404 Media reports on an incident from the latter category in which a popular Facebook group dedicated to mushroom foraging was invaded by an AI agent, which subsequently provided suggestions on how to cook a dangerous mushroom. The agent in question, dubbed “FungiFriend,” entered the chat belonging to the Northeast Mushroom Identification & Discussion Facebook group, which includes some 13,000 members. It then proceeded to dole out some truly terrible advice.

In what seems like it must have been a test of the AI agent’s knowledge, one member of the group asked it “how do you cook Sarcosphaera coronaria”—a type of mushroom that contains hyperaccumulate arsenic and that has led to at least one death, 404 writes.

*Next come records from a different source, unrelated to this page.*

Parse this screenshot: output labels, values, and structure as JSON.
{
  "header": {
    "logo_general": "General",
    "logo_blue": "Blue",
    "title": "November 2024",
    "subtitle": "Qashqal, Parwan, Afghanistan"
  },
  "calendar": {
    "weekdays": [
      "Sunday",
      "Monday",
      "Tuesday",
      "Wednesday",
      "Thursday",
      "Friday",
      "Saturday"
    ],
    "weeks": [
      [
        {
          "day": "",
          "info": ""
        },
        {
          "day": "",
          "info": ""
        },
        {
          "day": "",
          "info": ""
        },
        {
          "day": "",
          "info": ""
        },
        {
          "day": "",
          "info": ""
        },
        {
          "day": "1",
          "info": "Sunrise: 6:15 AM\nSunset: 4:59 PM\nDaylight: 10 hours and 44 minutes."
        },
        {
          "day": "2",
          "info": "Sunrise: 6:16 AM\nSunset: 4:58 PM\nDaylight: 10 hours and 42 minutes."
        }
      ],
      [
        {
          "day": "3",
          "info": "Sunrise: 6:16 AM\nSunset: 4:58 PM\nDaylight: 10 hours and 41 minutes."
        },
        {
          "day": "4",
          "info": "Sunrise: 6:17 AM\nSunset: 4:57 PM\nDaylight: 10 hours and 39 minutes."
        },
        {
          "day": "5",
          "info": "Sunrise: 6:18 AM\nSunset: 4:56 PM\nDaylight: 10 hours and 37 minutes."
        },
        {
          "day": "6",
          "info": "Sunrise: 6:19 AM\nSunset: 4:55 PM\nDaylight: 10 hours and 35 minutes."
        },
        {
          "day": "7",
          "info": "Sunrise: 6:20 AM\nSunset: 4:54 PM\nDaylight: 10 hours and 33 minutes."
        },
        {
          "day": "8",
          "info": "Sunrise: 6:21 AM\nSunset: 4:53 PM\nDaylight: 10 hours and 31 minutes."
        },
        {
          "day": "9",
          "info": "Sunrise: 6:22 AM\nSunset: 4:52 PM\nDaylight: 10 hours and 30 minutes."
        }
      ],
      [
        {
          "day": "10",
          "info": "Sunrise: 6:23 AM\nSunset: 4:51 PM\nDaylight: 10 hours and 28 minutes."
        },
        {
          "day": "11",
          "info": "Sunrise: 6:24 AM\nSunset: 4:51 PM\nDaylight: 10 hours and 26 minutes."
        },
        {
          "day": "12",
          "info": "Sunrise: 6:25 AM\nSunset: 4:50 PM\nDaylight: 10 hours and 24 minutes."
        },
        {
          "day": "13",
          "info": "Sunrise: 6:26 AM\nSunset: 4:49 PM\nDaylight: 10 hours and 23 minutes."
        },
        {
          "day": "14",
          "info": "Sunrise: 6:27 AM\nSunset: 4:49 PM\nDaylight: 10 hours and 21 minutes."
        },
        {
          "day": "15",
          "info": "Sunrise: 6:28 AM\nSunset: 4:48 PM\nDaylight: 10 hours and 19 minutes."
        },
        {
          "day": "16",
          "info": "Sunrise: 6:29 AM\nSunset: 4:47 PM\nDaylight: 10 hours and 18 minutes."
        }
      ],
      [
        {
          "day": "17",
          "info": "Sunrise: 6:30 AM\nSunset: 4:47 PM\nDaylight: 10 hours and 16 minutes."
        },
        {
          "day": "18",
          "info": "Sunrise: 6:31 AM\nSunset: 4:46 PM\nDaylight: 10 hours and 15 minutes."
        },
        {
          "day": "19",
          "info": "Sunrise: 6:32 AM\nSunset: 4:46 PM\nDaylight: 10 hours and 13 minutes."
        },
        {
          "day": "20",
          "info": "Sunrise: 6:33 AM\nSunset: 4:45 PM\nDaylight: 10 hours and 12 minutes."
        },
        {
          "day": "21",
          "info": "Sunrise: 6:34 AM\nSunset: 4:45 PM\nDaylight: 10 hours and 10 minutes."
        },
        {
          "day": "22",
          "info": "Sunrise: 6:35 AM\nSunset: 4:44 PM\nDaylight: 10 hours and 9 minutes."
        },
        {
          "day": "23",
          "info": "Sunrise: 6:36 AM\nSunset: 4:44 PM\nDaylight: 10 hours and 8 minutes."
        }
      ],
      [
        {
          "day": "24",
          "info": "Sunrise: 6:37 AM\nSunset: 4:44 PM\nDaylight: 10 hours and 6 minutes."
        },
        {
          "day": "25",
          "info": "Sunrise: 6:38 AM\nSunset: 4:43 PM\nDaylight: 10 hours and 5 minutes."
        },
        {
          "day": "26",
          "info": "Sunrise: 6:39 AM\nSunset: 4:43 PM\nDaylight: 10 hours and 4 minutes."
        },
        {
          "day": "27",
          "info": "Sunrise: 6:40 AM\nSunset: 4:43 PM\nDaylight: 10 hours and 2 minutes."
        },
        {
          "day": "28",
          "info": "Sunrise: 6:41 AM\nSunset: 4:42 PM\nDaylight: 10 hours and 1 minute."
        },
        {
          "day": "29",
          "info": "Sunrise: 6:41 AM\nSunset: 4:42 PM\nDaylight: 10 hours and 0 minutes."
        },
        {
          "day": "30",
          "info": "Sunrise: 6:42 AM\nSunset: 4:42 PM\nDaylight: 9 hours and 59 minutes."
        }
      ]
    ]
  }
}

When queried about the dangerous mushroom, FungiFriend informed members that it is “edible but rare,” and then added that “cooking methods mentioned by some enthusiasts include sautéing in butter, adding to soups or stews, and pickling.”

404’s writer, Jason Koebler, says he was alerted to the incident by Rick Claypool, the research director for the consumer safety group Public Citizen. Claypool, who is a dedicated mushroom forager, has previously written about the dangerous intersection between AI agents and his hobby, noting that the use of automation to differentiate between edible and poisonous mushrooms is “a high-risk activity that requires real-world skills that current AI systems cannot reliably emulate.” Claypool claims that Facebook encouraged mobile users to add the AI agent to the group chat.

This incident is reminiscent of a separate one from last year in which an AI-fueled meal prep app encouraged users to make sandwiches made with mosquito repellant, as well as another recipe that involved chlorine gas. In another well-documented incident, an AI agent encouraged users to eat rocks. Suffice it to say, maybe cooking is one particular domain that doesn’t really need an AI integration.

Our own experimentation with AI platforms—such as Google’s recently launched AI Summaries—has shown that the algorithm-led agents often have no idea what they’re talking about (for instance, Google’s program once tried to convince me that dogs play sports and told me that the best way to make pizza was to fill it with glue). For whatever reason, corporate America continues to rush AI’s integration into customer service applications across the web, despite the obvious risk of pushing out a whole lot of bad advice to the public. The attitude seems to be: It doesn’t matter if the information is incorrect, just so long as we don’t have to hire a real human to do this job.